Just as with the “free full courses” listings, all of these courses are full, college level courses, designed to match those taught at traditional brick and mortar schools. The difference is that access to the content which will ultimately prepare students to earn credit is not free (though it is very affordable), and some courses, like those offered by EdX, may only be available during limited windows of time. Still, quite a bargain, and all are backed with American Council on Education (ACE) credit recommendations.
Credit By Assessment
This fourth section is made up of additional credit bearing exams commonly accepted by colleges and universities that don’t yet have a 1:1 free online course match. Still, the exams are extremely affordable, and are great options for anyone who may have already learned the content being tested but don’t want to have to enroll in a full course just to earn credit for that prior learning. All exams come with a content guide, so students can fairly easily determine if they have the knowledge necessary to take and pass the exam. Additionally, for many of these, a student could cobble together free resources from around the web (MIT OpenCourseWare, Khan Academy, Saylor Academy, et al.) to help fill knowledge gaps.

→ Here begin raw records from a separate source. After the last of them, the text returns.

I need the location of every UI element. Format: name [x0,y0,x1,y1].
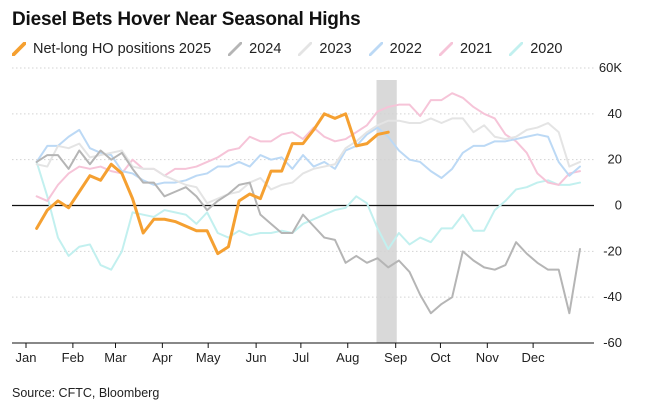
x-tick-label: Jul [293,350,310,365]
legend-label: 2024 [249,41,282,57]
y-tick-label: 40 [608,106,622,121]
x-tick-label: Jan [16,350,37,365]
highlight-band [376,80,397,343]
legend-label: 2022 [389,41,422,57]
y-tick-label: -60 [603,335,622,350]
legend-swatch [298,42,313,56]
x-tick-label: Sep [384,350,407,365]
x-tick-label: Dec [522,350,546,365]
legend-swatch [438,42,453,56]
x-tick-label: May [196,350,221,365]
legend-item: 2021 [438,41,493,57]
x-tick-label: Apr [152,350,173,365]
legend-swatch [368,42,383,56]
x-tick-label: Nov [476,350,500,365]
y-tick-label: -40 [603,289,622,304]
legend-item: 2023 [298,41,352,57]
highlight-band-layer [376,80,397,343]
y-tick-label: 20 [608,152,622,167]
series-line-2 [35,126,581,186]
legend-swatch [12,42,26,56]
y-tick-label: 60K [599,60,622,75]
series-line-4 [35,149,581,315]
x-tick-label: Mar [104,350,127,365]
y-tick-label: 0 [615,198,622,213]
y-tick-labels: 60K 40 20 0 -20 -40 -60 [599,60,622,350]
series-layer [35,92,581,315]
legend-swatch [509,42,524,56]
legend-item: 2024 [228,41,281,57]
x-tick-label: Aug [336,350,359,365]
series-line-3 [35,117,581,205]
line-chart: 60K 40 20 0 -20 -40 -60 Jan Feb Mar Apr May Jun Jul A… [12,60,622,365]
chart-title: Diesel Bets Hover Near Seasonal Highs [12,9,361,30]
legend-label: 2023 [319,41,352,57]
x-tick-label: Feb [62,350,84,365]
legend-label: Net-long HO positions 2025 [33,41,212,57]
legend-label: 2021 [459,41,493,57]
legend-item: 2020 [509,41,562,57]
x-axis-layer: Jan Feb Mar Apr May Jun Jul Aug Sep Oct Nov Dec [12,342,594,365]
legend-item: Net-long HO positions 2025 [12,41,211,57]
y-tick-label: -20 [603,243,622,258]
chart-legend: Net-long HO positions 2025 2024 2023 2022 20… [12,41,579,57]
series-line-0 [35,160,581,271]
source-note: Source: CFTC, Bloomberg [12,386,160,400]
series-line-5 [35,112,390,256]
series-line-1 [35,92,581,202]
legend-swatch [228,42,243,56]
legend-label: 2020 [530,41,563,57]
x-tick-label: Jun [246,350,267,365]
x-tick-label: Oct [430,350,451,365]
legend-item: 2022 [368,41,422,57]
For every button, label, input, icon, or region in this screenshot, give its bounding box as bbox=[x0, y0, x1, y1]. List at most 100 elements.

Ideally, all of these exams will have a free online course aligned to them sometime in the future – we are doing our best on that end, and please do let us know if we’ve missed one.
For this final section, I’ve identified colleges and universities that both assess, and allow students to receive credit for, prior learning; usually in the form of a written portfolio or learning experiences essay. (Big thanks to former Saylor Academy RAs Manaar and Denise for identifying these schools!) Note that for many of these schools, students would also need to enroll in a PLA course (for the cost of regular tuition) but that course will itself usually earn students credit, and will prepare and allow them to earn credit for the PLA portfolios. Also note that for many schools that have PLA programs, portfolio-based credit is only available for courses that don’t have a credit-by-exam option. Additionally, for some schools, students need to be enrolled in order to do prior learning assessments, while for others, students need not be enrolled and can get assessed in order to transfer earned credits elsewhere. I have also included CAEL’s LearningCounts.org program on this list, as it assesses prior learning for students independently (with credit recommendations backed by NCCRS), and also handles portfolio assessment on behalf of numerous schools. The 50 or so schools on this list don’t do the portfolio assessments themselves, but will grant credit to students based on CAEL recommendations.
The unique feature of PLA is that it can be useful for documenting and receiving credit for life experience, on the job training, or other acquired skills that mimic competencies learned in the traditional classroom setting. So, Bo Adams’ blog post isn’t too far off from what is already possible at some forward thinking schools.
For schools that are generally willing to accept transfer of credit from the above non-traditional methods, there is usually a cap. On average, about 30 hours of credit can be brought in via these means — already a huge cost saving. Some schools, such as Excelsior College, SUNY Empire, and Thomas Edison, are even more generous, allowing upwards of a full degree’s worth of credits.
Additionally, many schools not otherwise represented here are willing to let students attempt a challenge exam to prove their proficiency in a subject. Policies and costs vary widely, but they can be a great option for saving time and money if you’re enrolled in a school and think you have what it takes to bypass some requirements.